Mesajı Okuyun
Old 01-01-2008, 18:34   #2
Kadir COŞKUN

 
Varsayılan

Sayın Eroğlu, aşağıdaki karar size yol gösterir diye düşünüyorum.
Kolay gelsin...




T.C.
YARGITAY
6. Hukuk Dairesi

Esas : 2002/1812
Karar : 2002/2013
Tarih : 21.03.2002

ÖZET : 1 - Ortaklığın giderilmesi davalarında taksim istenmesi halinde, dava konusu her taşınmazın ayrı ayrı ele alınarak pay ve paydaş durumuna göre taksimin mümkün olup olmadığının araştırılması gerekir. Taksimde, her bir taşınmazın pay ve paydaş durumuna, arazinin verim niteliğine göre taksimin mümkün olup olmadığının bilirkişi aracılığıyla saptanması gerekir.

2 - Taksim mümkünse fen bilirkişisine taksim projesi düzenlettirilir.

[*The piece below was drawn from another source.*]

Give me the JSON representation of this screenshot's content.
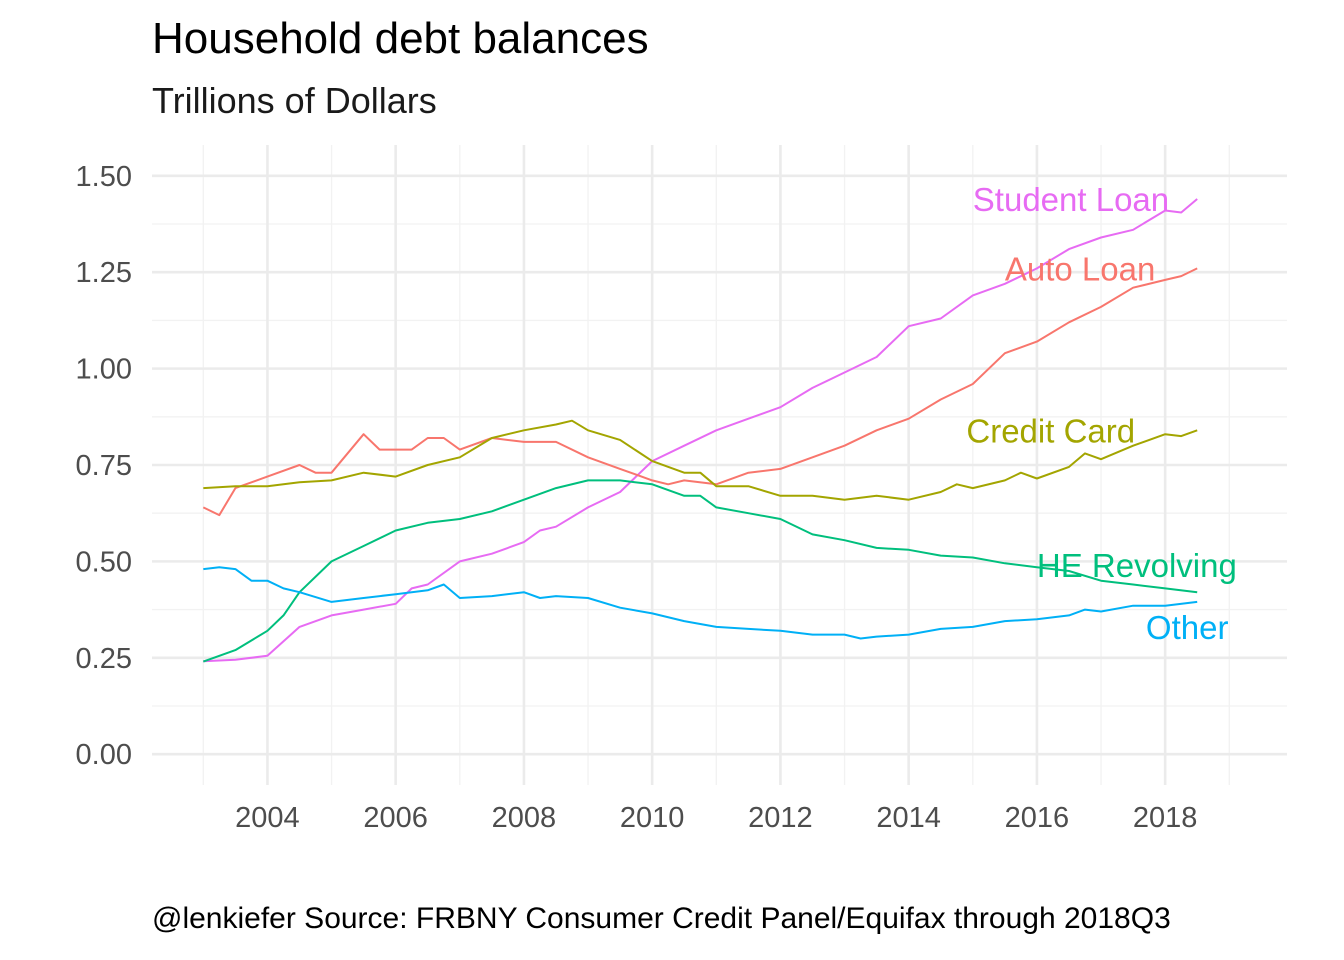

Taşınmaz Belediye ve mücavir alan hudutları içinde ise taksim projesi eklenerek Belediye´den imar kanunu ve yönetmeliği uyarınca bu taksime imkan olup olmadığı sorulur; taşınmaz Belediye ve mücavir alan dışındaysa, aynı husus İl İdare Kurulundan sorularak saptanır.

(743 sayılı MK. m. 628, 629, 631) (4721 sayılı MK. m. 698, 699)

KARAR METNİ :
Mahalli mahkemesinden verilmiş bulunan yukarda gün ve numarası yazılı ortaklığın giderilmesi davasına dair karar davalılardan Naci K. tarafından süresi içerisinde temyiz edilmiş olmakla dosyadaki tüm kağıtlar okunarak gereği görüşülüp düşünüldü.

Dava bir parça taşınmazın ortaklığının giderilmesi istemine ilişkindir. Mahkeme taksim suretiyle ortaklığın giderilmesine karar vermiş, hüküm davalılardan Naci K. tarafından temyiz olunmuştur.

Ortaklığın giderilmesi davalarında taksim istenmesi halinde dava konusu her taşınmazın ayrı ayrı ele alınarak pay ve paydaş durumuna göre taksimin mümkün olup olmadığının araştırılması gerekir. Paydaşlar muvafakat etmediği takdirde taşınmazın bir kesimi paydaşlar arasında paylı "müşa" bırakılamaz. Davada sulh vaki olmadığı sürece bir kısım taşınmazların bazı paydaşlara diğerlerinin sair paydaşlara verilmesi biçiminde re´sen taksime gitmek mümkün değildir. Taksimde her bir taşınmazın pay ve paydaş durumuna arazinin verim niteliğine göre taksimin mümkün olup olmadığının bilirkişi aracılığıyla saptanması gerekir. Payların denkleştirilmesi için ivaz ilavesi icap ediyorsa onunda bilirkişilerin raporunda belirtilmesi gerekir. Taksim mümkünse fen ehline taksim projesi düzenlettirilir. Taşınmaz Belediye ve mücavir alan hudutları içinde ise taksim projesi eklenerek Belediye´den imar kanunu ve yönetmeliği uyarınca bu taksime imkan olup olmadığı sorulur, taşınmaz Belediye ve mücavir alan dışındaysa aynı husus İl İdare Kurulundan sorularak saptanır. Taksim tarzında yani taksim projesindeki bölümlerin hangi paydaşa verileceği konusunda taraflar anlaşamazlarsa mahkeme huzurunda kura çekilerek hangi kesimin hangi paydaşa verileceği belirlenir.

Olayımızdaavaya konu edilen taşınmazın müşterek mülkiyet halinde bulunması sebebiyle anlaşma sureti ile aynen taksimine karar verilmesi mümkün değildir. Ancak mahallinde yapılan keşif sonucu tanzim olunacak krokide taksimin mümkün olduğu belirtildikten sonra onay makamının görüşünün alınması gerekir. Yapılan keşif hükme yeterli değildir. Bu bakımdan yukarıdaki esaslara göre yeniden mahallinde keşif yapılarak sonucuna göre bir karar verilmek gerekirken noksan inceleme ile yazılı biçimde karar verilmesi doğru olmadığı gibi taşınmazın bir kısmının yola terk edilmesi konusunda tarafların tümünün beyanlarının alınmamış olması da hatalı olmuştur.

Hüküm bu sebeple bozulmalıdır.

SONUÇ: Yukarda açıklanan sebeple temyiz itirazlarının kabulü ile H.U.M.K.nun 428.maddesi uyarınca hükmün BOZULMASINA ve istem halinde peşin alınan temyiz harcının temyiz edene iadesine 21.3.2002 gününde oybirliğiyle karar verildi.